Her investigation led her to a pivotal 1977 court case, FDA vs. Anderson Seafoods Inc. The case dealt with whether mercury in the tissues of swordfish was an “added source” under the Food, Drug and Cosmetic Act and what an acceptable level of mercury in fish should be.
What Hightower found deeply concerned her. In her research she found the FDA used incomplete data generated by officials in Saddam Hussein’s Ba’ath Party on which to base its recommendations for “safe” levels of mercury.
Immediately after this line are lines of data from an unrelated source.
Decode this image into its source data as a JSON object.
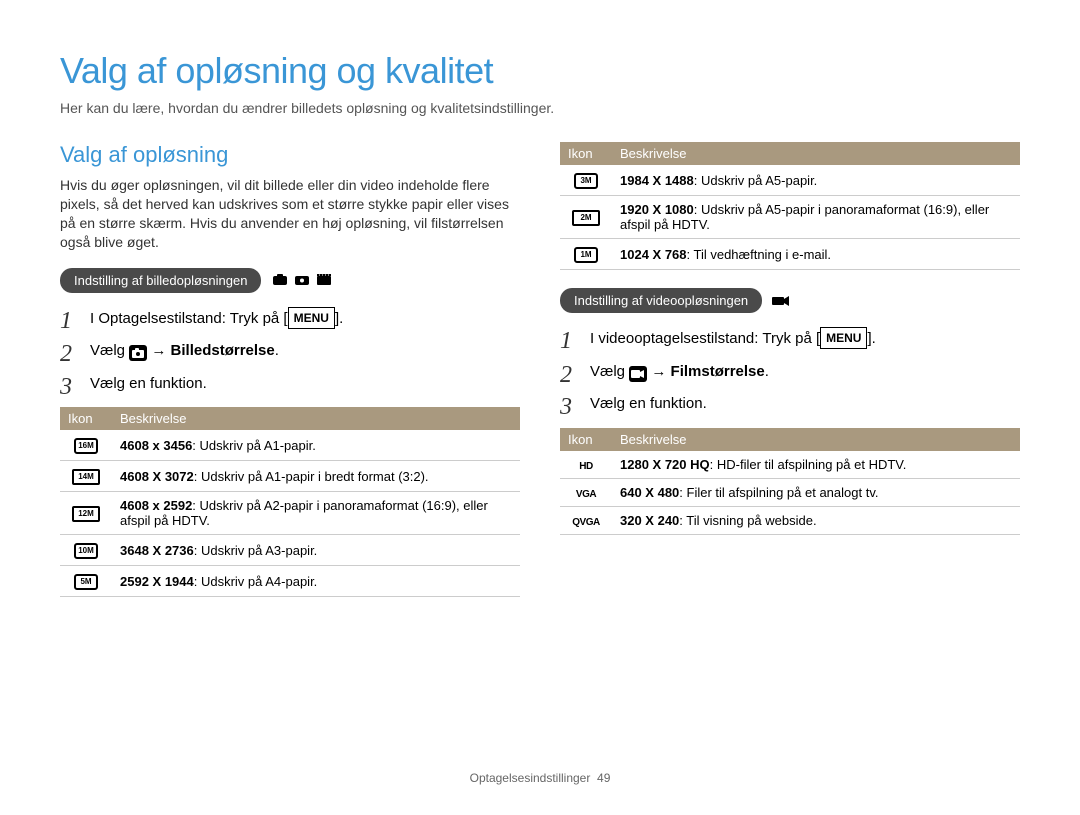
{
  "title": "Valg af opløsning og kvalitet",
  "subtitle": "Her kan du lære, hvordan du ændrer billedets opløsning og kvalitetsindstillinger.",
  "left": {
    "heading": "Valg af opløsning",
    "body": "Hvis du øger opløsningen, vil dit billede eller din video indeholde flere pixels, så det herved kan udskrives som et større stykke papir eller vises på en større skærm. Hvis du anvender en høj opløsning, vil filstørrelsen også blive øget.",
    "pill": "Indstilling af billedopløsningen",
    "steps": {
      "s1_a": "I Optagelsestilstand: Tryk på [",
      "s1_b": "].",
      "s2_a": "Vælg ",
      "s2_b": " → ",
      "s2_c": "Billedstørrelse",
      "s2_d": ".",
      "s3": "Vælg en funktion."
    },
    "table": {
      "h1": "Ikon",
      "h2": "Beskrivelse",
      "rows": [
        {
          "icon": "16M",
          "bold": "4608 x 3456",
          "rest": ": Udskriv på A1-papir."
        },
        {
          "icon": "14M",
          "wide": true,
          "bold": "4608 X 3072",
          "rest": ": Udskriv på A1-papir i bredt format (3:2)."
        },
        {
          "icon": "12M",
          "wide": true,
          "bold": "4608 x 2592",
          "rest": ": Udskriv på A2-papir i panoramaformat (16:9), eller afspil på HDTV."
        },
        {
          "icon": "10M",
          "bold": "3648 X 2736",
          "rest": ": Udskriv på A3-papir."
        },
        {
          "icon": "5M",
          "bold": "2592 X 1944",
          "rest": ": Udskriv på A4-papir."
        }
      ]
    }
  },
  "right": {
    "top_table": {
      "h1": "Ikon",
      "h2": "Beskrivelse",
      "rows": [
        {
          "icon": "3M",
          "bold": "1984 X 1488",
          "rest": ": Udskriv på A5-papir."
        },
        {
          "icon": "2M",
          "wide": true,
          "bold": "1920 X 1080",
          "rest": ": Udskriv på A5-papir i panoramaformat (16:9), eller afspil på HDTV."
        },
        {
          "icon": "1M",
          "bold": "1024 X 768",
          "rest": ": Til vedhæftning i e-mail."
        }
      ]
    },
    "pill": "Indstilling af videoopløsningen",
    "steps": {
      "s1_a": "I videooptagelsestilstand: Tryk på [",
      "s1_b": "].",
      "s2_a": "Vælg ",
      "s2_b": " → ",
      "s2_c": "Filmstørrelse",
      "s2_d": ".",
      "s3": "Vælg en funktion."
    },
    "video_table": {
      "h1": "Ikon",
      "h2": "Beskrivelse",
      "rows": [
        {
          "icon": "HD",
          "bold": "1280 X 720 HQ",
          "rest": ": HD-filer til afspilning på et HDTV."
        },
        {
          "icon": "VGA",
          "bold": "640 X 480",
          "rest": ": Filer til afspilning på et analogt tv."
        },
        {
          "icon": "QVGA",
          "bold": "320 X 240",
          "rest": ": Til visning på webside."
        }
      ]
    }
  },
  "menu_label": "MENU",
  "footer": {
    "text": "Optagelsesindstillinger",
    "page": "49"
  }
}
The information was gathered, Hightower said, from a poisoning from a mercury fungicide added to grain in Iraq in 1971, when the Ba’ath Party was trying to take control of the oil fields in the area of Kirkuk and actively Arabizing its population by driving out its Kurdish residents.
Hightower also found that a Princeton professor who testified in defense of Anderson Seafoods Inc. stated that mercury was an all-natural element, even though the professor at the time had a graduate student who was conducting studies out in the ocean completely contradicting what the professor stated in trial.
But the most troubling aspect of the trial for Hightower was the testimony by the lead neurologist, who stated that children in the Iraqi study who were exposed to mercury had “only the most minimal retardation,” in his terms.
“They were a little slower to walk, perhaps a little slower to talk,” she said. “They had increased frequency of seizures compared to the control group. Their height was slightly shorter. Their head circumference was slightly smaller. These were all [described as] very, very minimal effects.” To Hightower, this minimizing was outrageous.
At the end of the trial, the judge ruled that the amount of mercury in fish could be raised from 0.5 to 1.0 micrograms per gram and allowed the potentially poisonous fish to go back on the market.
With the publication of her book, Hightower proudly notes, she has become one of the most hated people by the fishing industry, and she doesn’t have any plans of turning down the heat on grilling the industry until more legislative action is taken to protect consumers.
Hightower made a few recommendations at the end of her lectures. She advises eating smaller or low-on-the-chain fish and shellfish like sardines, sole, anchovies, herring, salmon and scallops. If you want to eat those large predatory fish, do so sparingly.
Her book may have finally answered the questions she had in that exam room back in 2000, but her hunt for the truth and for change continues.